Shiba Inu (SHIB) has made headlines for burning a large number of tokens and is a popular cryptocurrency created as a meme token. The first burning event occurred in 2021 when Vitalik Buterin burned almost half the entire supply (one quadrillion). Over 410 trillion SHIB has been burnt to date to maintain the scarcity & price of the tokens, and since the value for these is majorly community-driven, burning tokens creates a sense of shared ownership and responsibility for the project.

Ryoshi, the Shiba Inu token creator, announced the launch of a Layer 2 scaling solution Shibarium to the Ethereum network. It is designed to be a platform for developers to create new applications compatible with Shiba Inu, eventually increasing the utility of SHIB tokens beyond the meme category. Further, they have introduced a new burning mechanism which will burn a part of gas in every SHIB transaction, increasing the value of these tokens and helping them grow via deflationary tokenomics. 

Impact of Token Burning

When tokens are burned, they are effectively taken out of circulation, reducing the total supply available in the market. This reduction in supply can have several effects both positive and negative on the value and dynamics of a cryptocurrency.


(I) Increased Scarcity and Value: Token burning reduces the total supply of a cryptocurrency, creating scarcity. With a reduced supply and steady or increasing demand, the value of the remaining tokens may appreciate. This can incentivize investors and contribute to the growth of a vibrant token economy.

(II) Improved Tokenomics: One of the primary advantages of token burning is that it helps to curb inflation. The value of tokens reduces when there is excess supply, so burning tokens can help maintain the value, control inflation and maintain a balanced token ecosystem.

(III) Network Security and Decentralization:

In PoB cases, token burning can enhance the security and decentralization of blockchain networks. By reducing the token supply, burning can incentivize token holders to actively participate in securing the network and contribute to its overall health and resilience.

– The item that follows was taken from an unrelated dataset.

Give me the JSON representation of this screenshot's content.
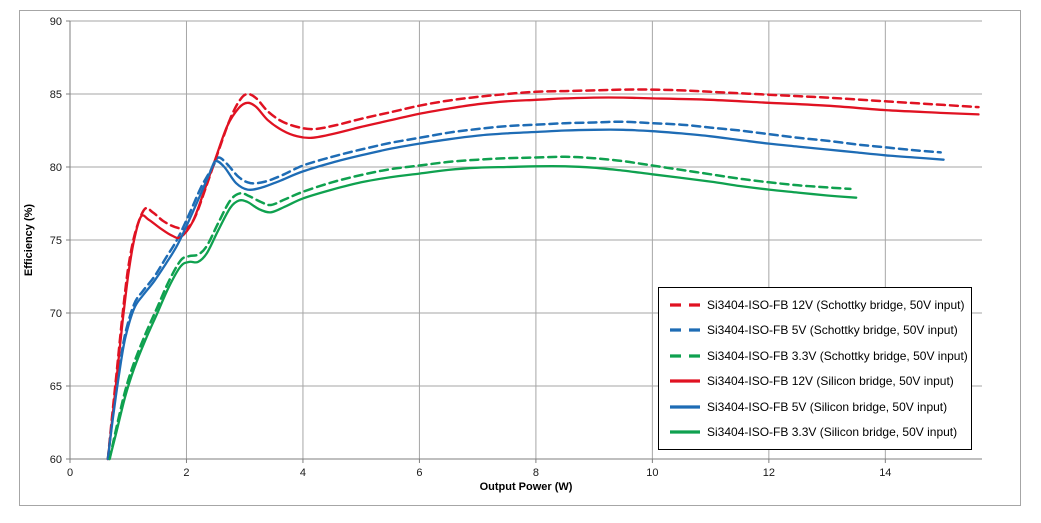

(I) Negative Impact on Liquidity: Since the tokens are permanently removed from circulation, it may create a problem when there is insufficient supply to meet the normal operating activities of the project. This can create price volatility and limit the trading opportunities for participants.

 In the case of Ethereum, if more ETH is burned through base fees than generated in mining rewards, then the token will be deflationary. At the same time, if more is minted than burned, then the token will be inflationary. With this mechanism, the core developers also need to figure out the long-term quantity of ETH, as it depends on user demand for block space, ultimately deciding if the token will be inflationary or deflationary.

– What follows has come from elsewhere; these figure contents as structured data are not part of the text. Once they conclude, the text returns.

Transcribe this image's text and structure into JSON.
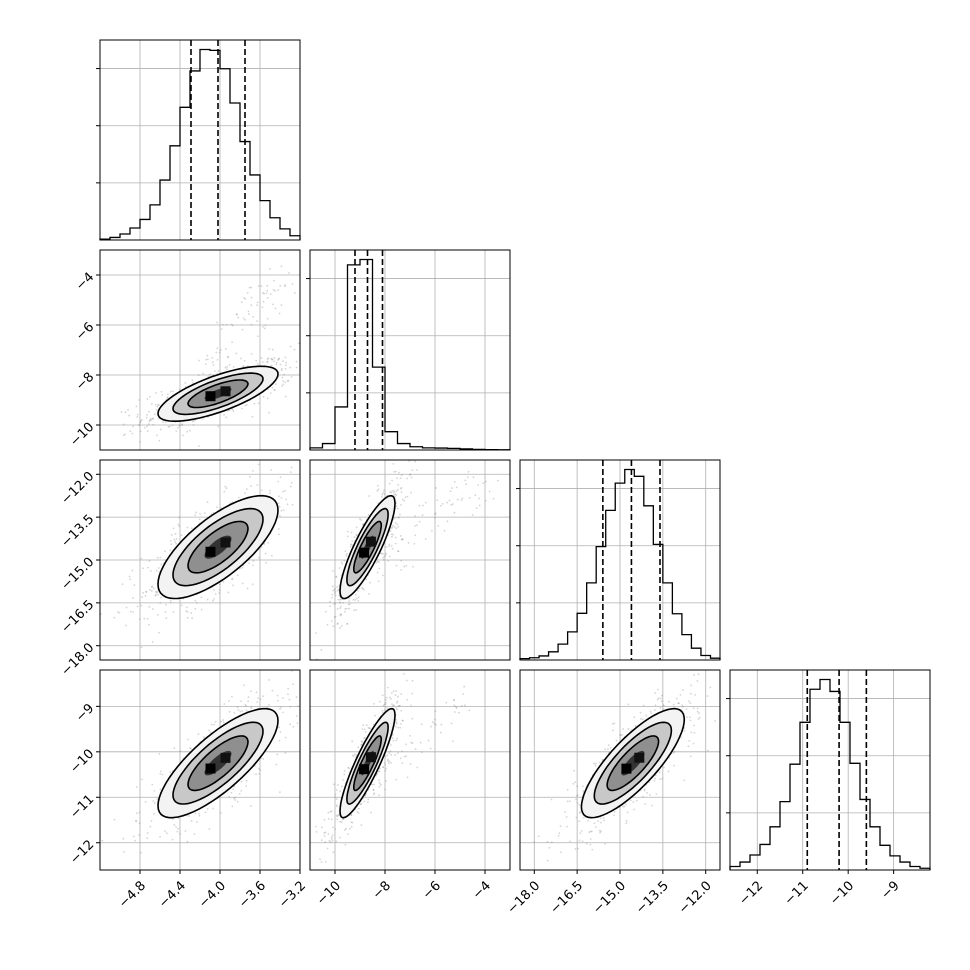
{
  "chart_data": {
    "type": "corner",
    "parameters": [
      {
        "label": "",
        "range": [
          -5.2,
          -3.2
        ],
        "ticks": [
          "−4.8",
          "−4.4",
          "−4.0",
          "−3.6",
          "−3.2"
        ],
        "tick_values": [
          -4.8,
          -4.4,
          -4.0,
          -3.6,
          -3.2
        ],
        "quantiles": [
          -4.29,
          -4.02,
          -3.75
        ],
        "hist": {
          "edges": [
            -5.2,
            -3.2
          ],
          "counts": [
            2,
            6,
            14,
            28,
            48,
            82,
            140,
            220,
            310,
            395,
            445,
            443,
            400,
            320,
            230,
            152,
            92,
            52,
            26,
            10
          ]
        }
      },
      {
        "label": "",
        "range": [
          -11,
          -3
        ],
        "ticks": [
          "−10",
          "−8",
          "−6",
          "−4"
        ],
        "tick_values": [
          -10,
          -8,
          -6,
          -4
        ],
        "quantiles": [
          -9.2,
          -8.7,
          -8.1
        ],
        "hist": {
          "edges": [
            -11,
            -3
          ],
          "counts": [
            20,
            60,
            400,
            1720,
            1770,
            770,
            170,
            60,
            30,
            20,
            18,
            15,
            10,
            5,
            3,
            2
          ]
        }
      },
      {
        "label": "",
        "range": [
          -18.5,
          -11.5
        ],
        "ticks": [
          "−18.0",
          "−16.5",
          "−15.0",
          "−13.5",
          "−12.0"
        ],
        "tick_values": [
          -18,
          -16.5,
          -15,
          -13.5,
          -12
        ],
        "quantiles": [
          -15.6,
          -14.6,
          -13.6
        ],
        "hist": {
          "edges": [
            -18.5,
            -11.5
          ],
          "counts": [
            3,
            5,
            9,
            18,
            35,
            62,
            103,
            170,
            250,
            330,
            390,
            420,
            405,
            340,
            255,
            170,
            102,
            56,
            26,
            10,
            4
          ]
        }
      },
      {
        "label": "",
        "range": [
          -12.6,
          -8.2
        ],
        "ticks": [
          "−12",
          "−11",
          "−10",
          "−9"
        ],
        "tick_values": [
          -12,
          -11,
          -10,
          -9
        ],
        "quantiles": [
          -10.9,
          -10.2,
          -9.6
        ],
        "hist": {
          "edges": [
            -12.6,
            -8.2
          ],
          "counts": [
            8,
            18,
            34,
            58,
            98,
            155,
            240,
            335,
            410,
            432,
            405,
            335,
            242,
            160,
            98,
            56,
            32,
            18,
            8,
            4
          ]
        }
      }
    ],
    "pairs": [
      {
        "row": 1,
        "col": 0,
        "mean": [
          -4.02,
          -8.75
        ],
        "sd": [
          0.3,
          0.55
        ],
        "corr": 0.72,
        "outliers": {
          "x": [
            -4.2,
            -3.3
          ],
          "y": [
            -7.8,
            -3.8
          ]
        }
      },
      {
        "row": 2,
        "col": 0,
        "mean": [
          -4.02,
          -14.55
        ],
        "sd": [
          0.3,
          0.9
        ],
        "corr": 0.72,
        "outliers": null
      },
      {
        "row": 2,
        "col": 1,
        "mean": [
          -8.7,
          -14.55
        ],
        "sd": [
          0.55,
          0.9
        ],
        "corr": 0.85,
        "outliers": {
          "x": [
            -9,
            -3.8
          ],
          "y": [
            -15.5,
            -12
          ]
        }
      },
      {
        "row": 3,
        "col": 0,
        "mean": [
          -4.02,
          -10.25
        ],
        "sd": [
          0.3,
          0.6
        ],
        "corr": 0.78,
        "outliers": null
      },
      {
        "row": 3,
        "col": 1,
        "mean": [
          -8.7,
          -10.25
        ],
        "sd": [
          0.55,
          0.6
        ],
        "corr": 0.88,
        "outliers": {
          "x": [
            -9,
            -4.5
          ],
          "y": [
            -10.8,
            -8.8
          ]
        }
      },
      {
        "row": 3,
        "col": 2,
        "mean": [
          -14.55,
          -10.25
        ],
        "sd": [
          0.9,
          0.6
        ],
        "corr": 0.8,
        "outliers": null
      }
    ],
    "grid": true
  }
}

(II) Requirement of Large Quantities: Another challenge associated with token burning is the requirement to eliminate a substantial number of tokens from circulation to impact the asset’s market value. This is difficult to achieve for projects with limited or insufficient supply or lacking a sizable number of tokens in circulation.


Burning Tokens is one of the most popular mechanisms blockchain projects adopt to manage supply and increase value. It works on the fundamental law of demand and supply. It must be exercised based on the token economics, project goals, community decisions and overall market conditions. It comes with its pros and cons, and it must be noted that it is not the only method to manage the supply and value of a cryptocurrency.